NASA has approved a mission to Saturn’s moon Titan, where the agency will deploy the robotic quadcopter Dragonfly, the successor to the iconic Ingenuity of the Mars mission. The Dragonfly mission was approved just last week for a July 2028 launch after doubling its budget to $3.35 billion, and it is now firmly on the books as the agency prepares to make its big leap across the solar system.
“Dragonfly is a spectacular science mission with broad community interest, and we are excited to take the next steps on this mission,” said NASA administrator Nicky Fox, of the agency’s Science Mission Directorate, in a recent statement. “Exploring Titan will push the boundaries of what we can do with rotorcraft outside of Earth.”
NASA chose the Dragonfly mission nearly five years ago
NASA chose the Dragonfly mission nearly five years ago, and a significant portion of its new $3.35 billion budget indicates the agency’s determination to guide the ambitious project through the massive fiscal upheaval created by COVID-19 and more recent budget conflicts between Congress and the White House.
“With the Dragonfly mission, NASA will once again do what no one else can do,” NASA administrator Jim Bridenstine said. “Visiting this mysterious ocean world could revolutionize what we know about life in the universe. This cutting-edge mission would have been unthinkable even just a few years ago, but we’re now ready for Dragonfly’s amazing flight.”

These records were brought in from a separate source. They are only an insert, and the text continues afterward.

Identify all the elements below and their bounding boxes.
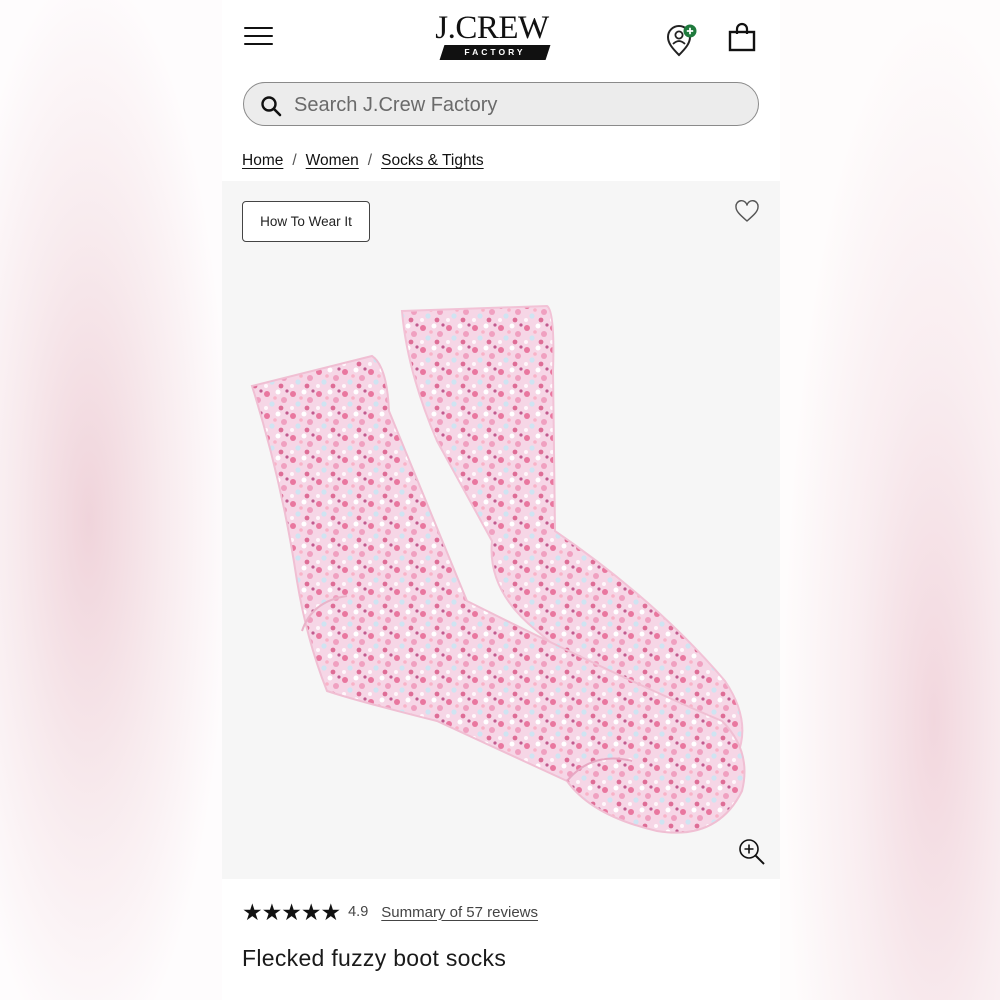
search-bar[interactable] [243, 82, 759, 126]
how-to-wear-button[interactable]: How To Wear It [242, 201, 370, 242]
backdrop-left [0, 0, 222, 1000]
menu-icon [244, 27, 273, 29]
backdrop-right [780, 0, 1000, 1000]
zoom-button[interactable] [737, 837, 767, 867]
product-image [250, 304, 746, 834]
logo-subtitle: FACTORY [464, 47, 526, 57]
shopping-bag-button[interactable] [727, 22, 757, 54]
search-icon [261, 96, 282, 117]
account-icon [666, 24, 697, 57]
logo-wordmark: J.CREW [435, 10, 549, 46]
shopping-bag-icon [728, 22, 756, 52]
breadcrumb-home[interactable]: Home [242, 152, 283, 169]
breadcrumb: Home / Women / Socks & Tights [242, 152, 484, 169]
wishlist-button[interactable] [734, 200, 760, 224]
reviews-link[interactable]: Summary of 57 reviews [381, 904, 538, 921]
breadcrumb-women[interactable]: Women [306, 152, 359, 169]
site-header: J.CREW FACTORY [222, 0, 780, 75]
brand-logo[interactable]: J.CREW FACTORY [427, 10, 557, 64]
mobile-page: J.CREW FACTORY Home/Wo [222, 0, 780, 1000]
zoom-in-icon [739, 839, 765, 865]
product-gallery: How To Wear It [222, 181, 780, 879]
breadcrumb-socks-tights[interactable]: Socks & Tights [381, 152, 484, 169]
account-button[interactable] [665, 22, 699, 58]
rating-stars: ★★★★★ [242, 899, 341, 925]
rating-score: 4.9 [348, 904, 369, 920]
search-input[interactable] [292, 87, 736, 123]
product-rating: ★★★★★ 4.9 Summary of 57 reviews [242, 899, 538, 925]
heart-icon [735, 200, 759, 222]
product-title: Flecked fuzzy boot socks [242, 945, 507, 971]
menu-button[interactable] [244, 24, 274, 48]
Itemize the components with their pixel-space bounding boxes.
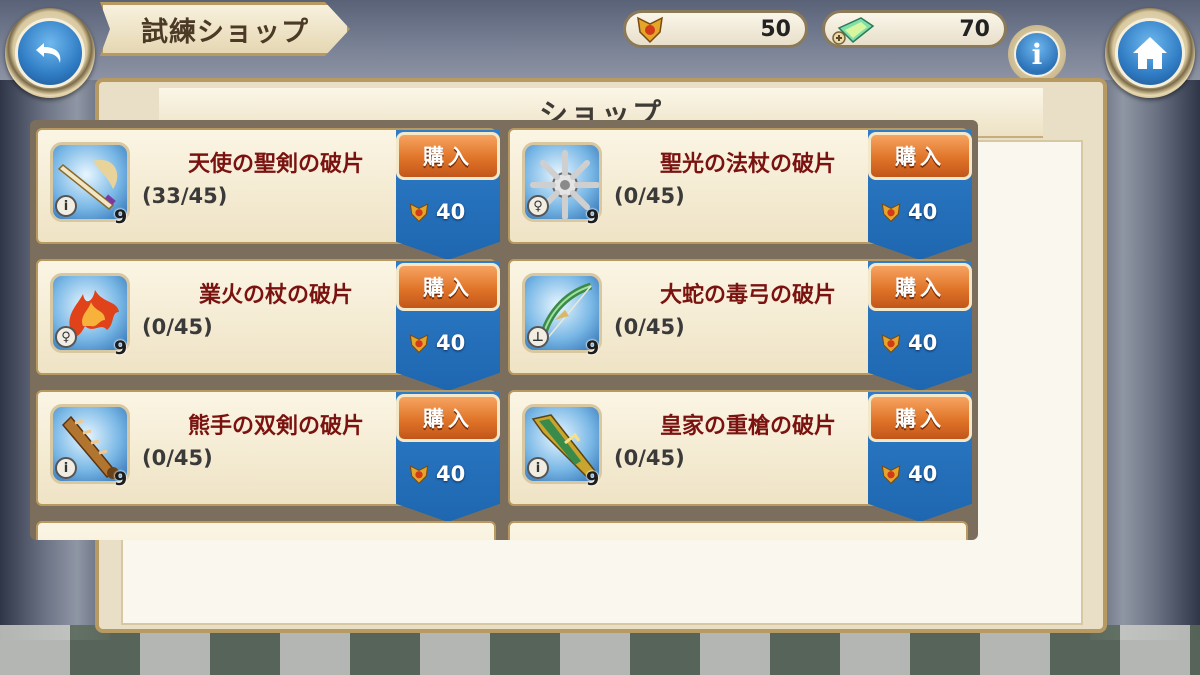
item-price: 40 <box>908 200 938 224</box>
item-progress: (0/45) <box>614 315 685 339</box>
item-price: 40 <box>436 462 466 486</box>
item-name: 皇家の重槍の破片 <box>659 414 836 439</box>
item-rank: 9 <box>114 337 128 359</box>
item-name: 業火の杖の破片 <box>198 283 353 308</box>
list-item[interactable]: i 9 天使の聖剣の破片 (33/45) 購入 40 <box>36 128 500 260</box>
item-name: 熊手の双剣の破片 <box>187 414 364 439</box>
class-badge: ♀ <box>55 326 77 348</box>
list-item[interactable]: i 9 皇家の重槍の破片 (0/45) 購入 40 <box>508 390 972 522</box>
class-badge: ⊥ <box>527 326 549 348</box>
medal-count: 50 <box>760 16 791 42</box>
buy-button[interactable]: 購入 <box>868 263 972 311</box>
info-button[interactable]: i <box>1008 25 1066 83</box>
buy-button[interactable]: 購入 <box>396 132 500 180</box>
item-price: 40 <box>908 331 938 355</box>
buy-button[interactable]: 購入 <box>868 132 972 180</box>
list-item[interactable]: ♀ 9 業火の杖の破片 (0/45) 購入 40 <box>36 259 500 391</box>
gem-count: 70 <box>959 16 990 42</box>
medal-icon <box>881 465 901 485</box>
item-rank: 9 <box>114 206 128 228</box>
price-tag: 40 <box>406 331 465 355</box>
buy-button[interactable]: 購入 <box>396 263 500 311</box>
screen-title-plate: 試練ショップ <box>100 2 350 56</box>
item-progress: (0/45) <box>614 184 685 208</box>
gem-currency-display: 70 <box>822 10 1007 48</box>
back-button[interactable] <box>5 8 95 98</box>
price-tag: 40 <box>878 331 937 355</box>
price-tag: 40 <box>878 200 937 224</box>
item-name: 大蛇の毒弓の破片 <box>659 283 836 308</box>
list-item-partial[interactable] <box>36 521 496 540</box>
item-rank: 9 <box>586 468 600 490</box>
class-badge: i <box>527 457 549 479</box>
item-price: 40 <box>436 200 466 224</box>
medal-icon <box>409 465 429 485</box>
info-icon: i <box>1014 31 1060 77</box>
list-item[interactable]: i 9 熊手の双剣の破片 (0/45) 購入 40 <box>36 390 500 522</box>
home-icon <box>1115 18 1185 88</box>
item-progress: (0/45) <box>142 446 213 470</box>
medal-icon <box>632 14 668 48</box>
item-price: 40 <box>908 462 938 486</box>
back-arrow-icon <box>15 18 85 88</box>
list-item[interactable]: ♀ 9 聖光の法杖の破片 (0/45) 購入 40 <box>508 128 972 260</box>
price-tag: 40 <box>406 200 465 224</box>
item-progress: (0/45) <box>142 315 213 339</box>
medal-icon <box>881 203 901 223</box>
medal-currency-display: 50 <box>623 10 808 48</box>
home-button[interactable] <box>1105 8 1195 98</box>
item-name: 天使の聖剣の破片 <box>187 152 364 177</box>
item-list[interactable]: i 9 天使の聖剣の破片 (33/45) 購入 40 ♀ 9 聖光の法杖の破片 … <box>30 120 978 540</box>
medal-icon <box>881 334 901 354</box>
medal-icon <box>409 203 429 223</box>
buy-button[interactable]: 購入 <box>868 394 972 442</box>
item-progress: (0/45) <box>614 446 685 470</box>
class-badge: ♀ <box>527 195 549 217</box>
item-rank: 9 <box>586 206 600 228</box>
gem-icon[interactable] <box>831 14 877 52</box>
list-item-partial[interactable] <box>508 521 968 540</box>
price-tag: 40 <box>878 462 937 486</box>
item-rank: 9 <box>586 337 600 359</box>
item-name: 聖光の法杖の破片 <box>659 152 836 177</box>
list-item[interactable]: ⊥ 9 大蛇の毒弓の破片 (0/45) 購入 40 <box>508 259 972 391</box>
medal-icon <box>409 334 429 354</box>
class-badge: i <box>55 457 77 479</box>
price-tag: 40 <box>406 462 465 486</box>
class-badge: i <box>55 195 77 217</box>
item-rank: 9 <box>114 468 128 490</box>
item-price: 40 <box>436 331 466 355</box>
item-progress: (33/45) <box>142 184 228 208</box>
buy-button[interactable]: 購入 <box>396 394 500 442</box>
screen-title: 試練ショップ <box>141 16 309 48</box>
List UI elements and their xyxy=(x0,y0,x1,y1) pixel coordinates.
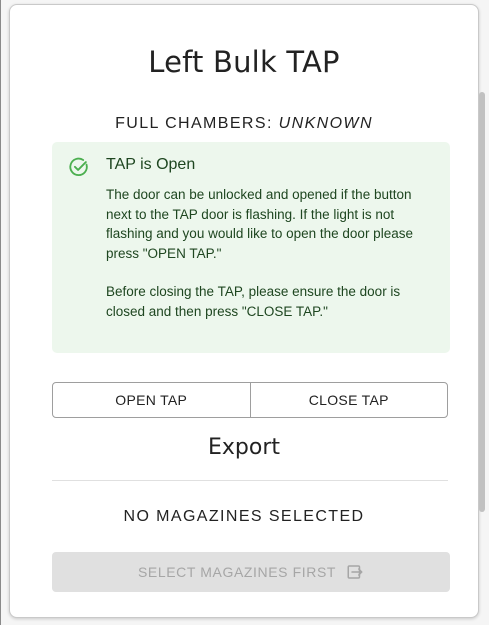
magazines-status: NO MAGAZINES SELECTED xyxy=(123,508,365,525)
tap-button-group: OPEN TAP CLOSE TAP xyxy=(52,382,448,418)
window-edge xyxy=(0,0,1,625)
select-magazines-button[interactable]: SELECT MAGAZINES FIRST xyxy=(52,552,450,592)
select-magazines-label: SELECT MAGAZINES FIRST xyxy=(137,564,337,580)
full-chambers-label: FULL CHAMBERS: xyxy=(115,115,273,132)
export-title: Export xyxy=(207,435,280,460)
close-tap-button[interactable]: CLOSE TAP xyxy=(249,383,448,417)
check-circle-icon xyxy=(69,157,88,176)
full-chambers-value: UNKNOWN xyxy=(278,115,373,132)
alert-message: The door can be unlocked and opened if t… xyxy=(106,185,436,340)
export-icon xyxy=(347,565,363,579)
tap-card: Left Bulk TAP FULL CHAMBERS: UNKNOWN TAP… xyxy=(9,4,479,618)
tap-open-alert: TAP is Open The door can be unlocked and… xyxy=(52,142,450,353)
open-tap-button[interactable]: OPEN TAP xyxy=(53,383,250,417)
card-title: Left Bulk TAP xyxy=(148,45,340,79)
alert-title: TAP is Open xyxy=(106,156,196,173)
window-frame: Left Bulk TAP FULL CHAMBERS: UNKNOWN TAP… xyxy=(0,0,489,625)
alert-paragraph-open: The door can be unlocked and opened if t… xyxy=(106,187,413,261)
full-chambers-status: FULL CHAMBERS: UNKNOWN xyxy=(10,115,478,133)
alert-paragraph-close: Before closing the TAP, please ensure th… xyxy=(106,284,401,319)
scrollbar-thumb[interactable] xyxy=(479,92,485,512)
export-divider xyxy=(52,480,448,481)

Dragonfly, despite its bug-sized name, is a beast of a machine
Dragonfly, despite its bug-sized name, is a beast of a machine unlike any NASA has ever created. It can carry a surface-exploring vehicle approximately the size of a bigger Mars rover through the moon’s dangerous freezing weather, surviving minus 290º Fahrenheit.
NASA will benefit from 13 years of data collected by the Cassini spacecraft and the European Space Agency’s Huygens mission, the latter of which provided the world’s first images of Titan. According to Ars Technica, Dragonfly’s mission will take it to over 30 spots on Titan over three years, flying tens of kilometers per month to research its organic-rich composition.